Conversion plant could have huge impact

FRANKFORT — Sen. Jim Bunning, R-Southgate, said a coal-to-diesel facility under consideration for construction near Paducah could “change the whole picture of energy in the United States.”

Bunning, during a conference call Tuesday with Kentucky reporters, said he’d known about tentative plans for such a plant “for a long time and I’ve kept my mouth shut.” The Paducah Sun’s Bill Bartleman recently re-ported that a consortium of five major companies is looking at constructing a $3.5 billion facility near Paducah, which could convert coal to diesel fuel.

Bunning said if the facility clears permitting hurdles, he will push federal legislation to provide incentives such as accelerated depreciation to help it get going.

“Large sums of money are available if in fact a private sector company comes to the federal government with a plan,” Bunning said. He has supported federal subsidies and incentives for coal-to-liquid conversion and he sees it as part of an overall plan for U.S. energy independence and a boon to Kentucky’s coal industry. Bunning would not identify any of the companies involved but said he’d met with their representatives.
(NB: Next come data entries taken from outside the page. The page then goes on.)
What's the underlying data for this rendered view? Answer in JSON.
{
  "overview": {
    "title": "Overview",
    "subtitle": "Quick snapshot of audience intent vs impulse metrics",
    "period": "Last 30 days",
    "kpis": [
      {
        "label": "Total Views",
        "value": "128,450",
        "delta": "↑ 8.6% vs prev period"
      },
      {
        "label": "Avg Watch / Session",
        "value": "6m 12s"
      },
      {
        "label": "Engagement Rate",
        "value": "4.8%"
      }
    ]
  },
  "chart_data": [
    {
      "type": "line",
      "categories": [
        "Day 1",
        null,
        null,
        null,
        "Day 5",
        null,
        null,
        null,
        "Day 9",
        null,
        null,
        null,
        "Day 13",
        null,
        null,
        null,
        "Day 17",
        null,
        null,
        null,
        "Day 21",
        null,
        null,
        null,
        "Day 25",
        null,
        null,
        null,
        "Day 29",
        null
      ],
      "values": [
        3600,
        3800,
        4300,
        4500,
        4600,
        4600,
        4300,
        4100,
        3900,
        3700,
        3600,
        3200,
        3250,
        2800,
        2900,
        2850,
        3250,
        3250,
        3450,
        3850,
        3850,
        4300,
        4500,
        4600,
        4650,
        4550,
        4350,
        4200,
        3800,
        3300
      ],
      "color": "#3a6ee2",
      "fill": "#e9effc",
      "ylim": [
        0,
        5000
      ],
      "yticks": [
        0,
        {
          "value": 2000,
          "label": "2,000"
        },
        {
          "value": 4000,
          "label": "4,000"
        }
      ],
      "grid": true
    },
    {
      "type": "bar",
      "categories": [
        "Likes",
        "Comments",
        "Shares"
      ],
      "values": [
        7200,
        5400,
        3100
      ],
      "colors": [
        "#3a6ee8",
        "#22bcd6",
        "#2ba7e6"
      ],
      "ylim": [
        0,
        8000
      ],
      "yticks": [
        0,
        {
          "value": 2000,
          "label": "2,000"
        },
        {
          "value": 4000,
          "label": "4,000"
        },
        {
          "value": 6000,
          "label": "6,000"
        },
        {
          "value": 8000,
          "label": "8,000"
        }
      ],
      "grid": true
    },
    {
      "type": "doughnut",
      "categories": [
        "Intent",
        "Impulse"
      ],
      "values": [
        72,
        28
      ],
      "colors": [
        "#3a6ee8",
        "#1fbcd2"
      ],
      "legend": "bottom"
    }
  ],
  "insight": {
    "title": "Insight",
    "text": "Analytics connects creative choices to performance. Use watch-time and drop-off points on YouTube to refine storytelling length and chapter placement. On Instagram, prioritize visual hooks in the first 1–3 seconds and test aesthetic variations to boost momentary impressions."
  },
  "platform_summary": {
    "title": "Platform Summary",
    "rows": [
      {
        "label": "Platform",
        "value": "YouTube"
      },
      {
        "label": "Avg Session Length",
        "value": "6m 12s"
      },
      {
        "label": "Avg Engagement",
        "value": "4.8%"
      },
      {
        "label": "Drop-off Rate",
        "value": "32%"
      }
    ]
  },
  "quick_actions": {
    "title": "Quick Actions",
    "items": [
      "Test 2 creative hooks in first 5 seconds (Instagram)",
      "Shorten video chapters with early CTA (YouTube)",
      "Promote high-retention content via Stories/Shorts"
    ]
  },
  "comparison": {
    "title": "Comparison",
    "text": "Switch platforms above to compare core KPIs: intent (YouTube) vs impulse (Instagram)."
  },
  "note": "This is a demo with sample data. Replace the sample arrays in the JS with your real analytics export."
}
“All I can tell you is they’ve been in my office telling me what they need, and I told them to go get ’em,” Bunning said. He said the plan calls for capturing up to 94 percent of the carbon emissions at the plant, which he called “unbelievable.”

Bunning said the U.S. must develop more of its own fuels by drilling for oil in the Arctic National Wildlife Refuge in Alaska and off the continental shelf. He said proposals for windfall profits taxes on oil company profits “just don’t make any sense” and will ultimately drive up the cost of gasoline at the pump.

“Get it through your head that if we put a so-called windfall profits tax on oil, we will have less oil and less gasoline and therefore the price will go up and not down,” Bunning said. He said there is “zero” chance such a bill will pass the current Congress because Republicans in the Senate can muster 41 votes for filibustering such a measure.

He said right now OPEC nations set the price of oil because they control 92 percent of the world’s oil supply. But he thinks prices at the pump will eventually come back down, perhaps to the $2.50 range, although it will “take a long time until we get our domestic production back up to speed.” Many analysts say higher gas prices are likely to be permanent.

Bunning said he’s concerned about the economy, a rise in the unemployment rate and failure of investment banking firms. “The economy over the next three to five months is going to be bad,” he said.

But he thinks presumptive Republican presidential nominee Sen. John McCain of Arizona won’t be tied to the unpopular policies of George W. Bush.

McCain’s likely Democratic opponent, Sen. Barack Obama of Illinois, often says McCain is running for a third Bush term and calls for the end of Bush tax cuts to wealthy tax payers. McCain once opposed those cuts but now supports them.

“The worst thing you can do in a bad economy is to raise taxes,” Bunning said. “And that is what Barack Obama is planning to do.”